The Supreme Court on Monday stayed proceedings in a trial court against Congress leader Rahul Gandhi in a criminal defamation case filed about his remarks against Union Home Minister Amit Shah, Live Law reported.
A bench comprising Justices Vikram Nath and Sandeep Mehta passed the interim order in a special leave petition filed by Gandhi challenging the Jharkhand High Court judgement that dismissed his plea to quash the case.
The court asked the Jharkhand government and the complainant to file their responses to Gandhi’s plea to quash the case, Bar and Bench reported.
Lawyer Abhishek Singhvi, representing the leader of opposition in the Lok Sabha, contended that there are several judgements that hold that only the aggrieved person can file a criminal defamation complaint.
The complaint cannot be filed by a proxy third party, Singhvi argued.
The complaint against Gandhi had been filed by Bharatiya Janata Party leader Navin Jha, Live Law reported. He alleged that Gandhi, at an All India Congress Committee plenary session in March 2018, called Amit Shah a “murder accused”, in an apparent reference to the Sohrabuddin Sheikh case.
Shah was the BJP’s national president at the time.
In February 2014, a special court in Mumbai had discharged Shah in a case from 2005 involving the alleged extra-judicial killing of a man named Sohrabuddin Sheikh.
Jha had also objected to Gandhi’s remark that BJP leaders were liars and were “drunk with power”. The BJP member claimed that the comment was an insult to all members of his party.
High Court verdict
In 2024, the Jharkhand High Court bench of Justice Ambuj Nath had dismissed a plea by Gandhi to quash the case against him, saying that the remarks were “prima facie defamatory in nature”.

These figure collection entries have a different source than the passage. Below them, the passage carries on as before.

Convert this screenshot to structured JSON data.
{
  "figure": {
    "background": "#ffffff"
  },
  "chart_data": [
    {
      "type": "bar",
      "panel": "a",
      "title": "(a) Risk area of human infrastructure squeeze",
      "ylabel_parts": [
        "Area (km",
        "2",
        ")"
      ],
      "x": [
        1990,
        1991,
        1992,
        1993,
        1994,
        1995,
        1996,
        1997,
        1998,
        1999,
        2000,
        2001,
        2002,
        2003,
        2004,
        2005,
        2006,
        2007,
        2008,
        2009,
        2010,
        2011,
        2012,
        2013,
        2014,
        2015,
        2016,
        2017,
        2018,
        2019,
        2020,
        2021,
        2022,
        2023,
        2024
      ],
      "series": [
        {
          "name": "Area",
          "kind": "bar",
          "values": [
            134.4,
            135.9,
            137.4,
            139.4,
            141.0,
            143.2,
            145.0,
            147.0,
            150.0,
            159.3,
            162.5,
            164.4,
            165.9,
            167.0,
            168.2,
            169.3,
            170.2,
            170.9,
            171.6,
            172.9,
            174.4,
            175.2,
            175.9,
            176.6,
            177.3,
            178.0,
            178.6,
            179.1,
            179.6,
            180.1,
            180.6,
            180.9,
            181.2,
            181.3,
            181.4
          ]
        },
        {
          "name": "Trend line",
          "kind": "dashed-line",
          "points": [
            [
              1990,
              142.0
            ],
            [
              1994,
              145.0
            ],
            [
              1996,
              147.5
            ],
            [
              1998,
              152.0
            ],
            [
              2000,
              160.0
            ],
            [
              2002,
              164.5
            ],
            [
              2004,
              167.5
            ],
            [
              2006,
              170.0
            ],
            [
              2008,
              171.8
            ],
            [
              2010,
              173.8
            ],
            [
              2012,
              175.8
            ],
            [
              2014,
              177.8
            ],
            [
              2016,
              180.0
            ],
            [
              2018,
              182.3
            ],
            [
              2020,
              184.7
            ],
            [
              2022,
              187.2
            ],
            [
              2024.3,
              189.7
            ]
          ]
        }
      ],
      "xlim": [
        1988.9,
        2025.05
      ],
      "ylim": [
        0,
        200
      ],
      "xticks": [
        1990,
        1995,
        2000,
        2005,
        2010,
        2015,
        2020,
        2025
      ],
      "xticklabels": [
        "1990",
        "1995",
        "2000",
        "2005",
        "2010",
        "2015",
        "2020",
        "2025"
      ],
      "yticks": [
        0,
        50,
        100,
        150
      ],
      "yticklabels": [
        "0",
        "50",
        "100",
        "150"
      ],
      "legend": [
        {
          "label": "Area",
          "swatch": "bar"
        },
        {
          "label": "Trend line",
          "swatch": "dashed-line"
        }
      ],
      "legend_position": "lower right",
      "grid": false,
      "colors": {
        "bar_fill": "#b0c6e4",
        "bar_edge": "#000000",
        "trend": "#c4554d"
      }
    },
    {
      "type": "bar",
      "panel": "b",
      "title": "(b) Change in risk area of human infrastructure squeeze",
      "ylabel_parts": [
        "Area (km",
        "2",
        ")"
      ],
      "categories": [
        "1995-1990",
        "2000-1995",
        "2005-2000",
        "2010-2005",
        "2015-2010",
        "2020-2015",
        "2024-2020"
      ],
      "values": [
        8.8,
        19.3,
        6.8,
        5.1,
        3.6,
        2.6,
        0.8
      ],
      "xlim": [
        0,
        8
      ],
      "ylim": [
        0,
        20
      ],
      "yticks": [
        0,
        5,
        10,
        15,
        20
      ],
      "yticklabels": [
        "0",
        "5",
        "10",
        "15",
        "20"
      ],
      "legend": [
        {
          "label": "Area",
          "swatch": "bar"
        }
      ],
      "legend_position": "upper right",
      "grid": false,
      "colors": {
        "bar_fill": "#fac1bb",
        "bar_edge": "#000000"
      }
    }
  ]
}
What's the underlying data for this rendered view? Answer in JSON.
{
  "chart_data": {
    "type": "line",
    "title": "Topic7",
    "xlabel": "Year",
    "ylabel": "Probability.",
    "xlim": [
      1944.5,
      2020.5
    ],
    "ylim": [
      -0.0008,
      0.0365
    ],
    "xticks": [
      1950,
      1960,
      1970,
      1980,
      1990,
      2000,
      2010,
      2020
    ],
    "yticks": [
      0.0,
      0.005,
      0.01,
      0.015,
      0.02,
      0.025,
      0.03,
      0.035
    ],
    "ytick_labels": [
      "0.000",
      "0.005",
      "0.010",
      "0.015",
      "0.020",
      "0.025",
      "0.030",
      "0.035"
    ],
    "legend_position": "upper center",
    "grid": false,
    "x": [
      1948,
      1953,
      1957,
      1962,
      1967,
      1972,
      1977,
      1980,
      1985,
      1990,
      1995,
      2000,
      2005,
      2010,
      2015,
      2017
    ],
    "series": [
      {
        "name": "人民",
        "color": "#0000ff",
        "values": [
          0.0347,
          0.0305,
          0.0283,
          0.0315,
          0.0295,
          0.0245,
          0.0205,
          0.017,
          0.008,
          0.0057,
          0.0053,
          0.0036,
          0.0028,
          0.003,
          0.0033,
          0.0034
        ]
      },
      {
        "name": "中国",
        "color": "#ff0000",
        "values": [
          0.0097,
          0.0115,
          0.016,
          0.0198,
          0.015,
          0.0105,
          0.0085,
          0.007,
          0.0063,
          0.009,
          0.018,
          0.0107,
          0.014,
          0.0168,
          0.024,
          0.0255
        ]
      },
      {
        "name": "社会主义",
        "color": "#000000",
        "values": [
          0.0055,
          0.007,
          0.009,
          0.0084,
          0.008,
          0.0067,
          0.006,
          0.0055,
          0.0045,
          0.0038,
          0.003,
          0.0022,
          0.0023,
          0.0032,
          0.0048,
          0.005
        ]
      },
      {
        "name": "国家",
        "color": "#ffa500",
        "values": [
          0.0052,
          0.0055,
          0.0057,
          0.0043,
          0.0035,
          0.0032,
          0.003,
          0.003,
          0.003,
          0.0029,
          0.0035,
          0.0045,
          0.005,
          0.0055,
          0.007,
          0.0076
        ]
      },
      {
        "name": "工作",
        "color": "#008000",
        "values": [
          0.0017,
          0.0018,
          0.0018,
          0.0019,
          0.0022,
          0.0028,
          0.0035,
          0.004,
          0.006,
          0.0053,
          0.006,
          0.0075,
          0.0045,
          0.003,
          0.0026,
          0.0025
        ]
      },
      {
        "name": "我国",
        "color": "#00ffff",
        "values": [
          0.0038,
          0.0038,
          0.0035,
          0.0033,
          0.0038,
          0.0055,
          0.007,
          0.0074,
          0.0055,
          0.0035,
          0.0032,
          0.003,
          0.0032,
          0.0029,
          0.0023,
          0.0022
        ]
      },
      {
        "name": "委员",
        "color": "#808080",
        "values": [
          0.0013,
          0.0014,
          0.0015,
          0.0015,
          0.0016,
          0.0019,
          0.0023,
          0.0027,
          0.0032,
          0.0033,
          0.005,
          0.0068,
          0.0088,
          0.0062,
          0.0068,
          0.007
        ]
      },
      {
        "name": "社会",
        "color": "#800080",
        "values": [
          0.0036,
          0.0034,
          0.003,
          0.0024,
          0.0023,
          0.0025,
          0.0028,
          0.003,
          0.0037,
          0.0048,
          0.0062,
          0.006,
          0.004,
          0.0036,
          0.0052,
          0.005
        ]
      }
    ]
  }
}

The court had held that the complainant had the right to file the defamation complaint, as he was a BJP worker.
The High Court also took note of Gandhi’s statement that the BJP leadership was drunk with power and was composed of liars.
“It further means that the party workers of Bhartiya Janata Party will accept such person/persons as their leader,” the court had said. “This imputation is prima facie defamatory in nature.”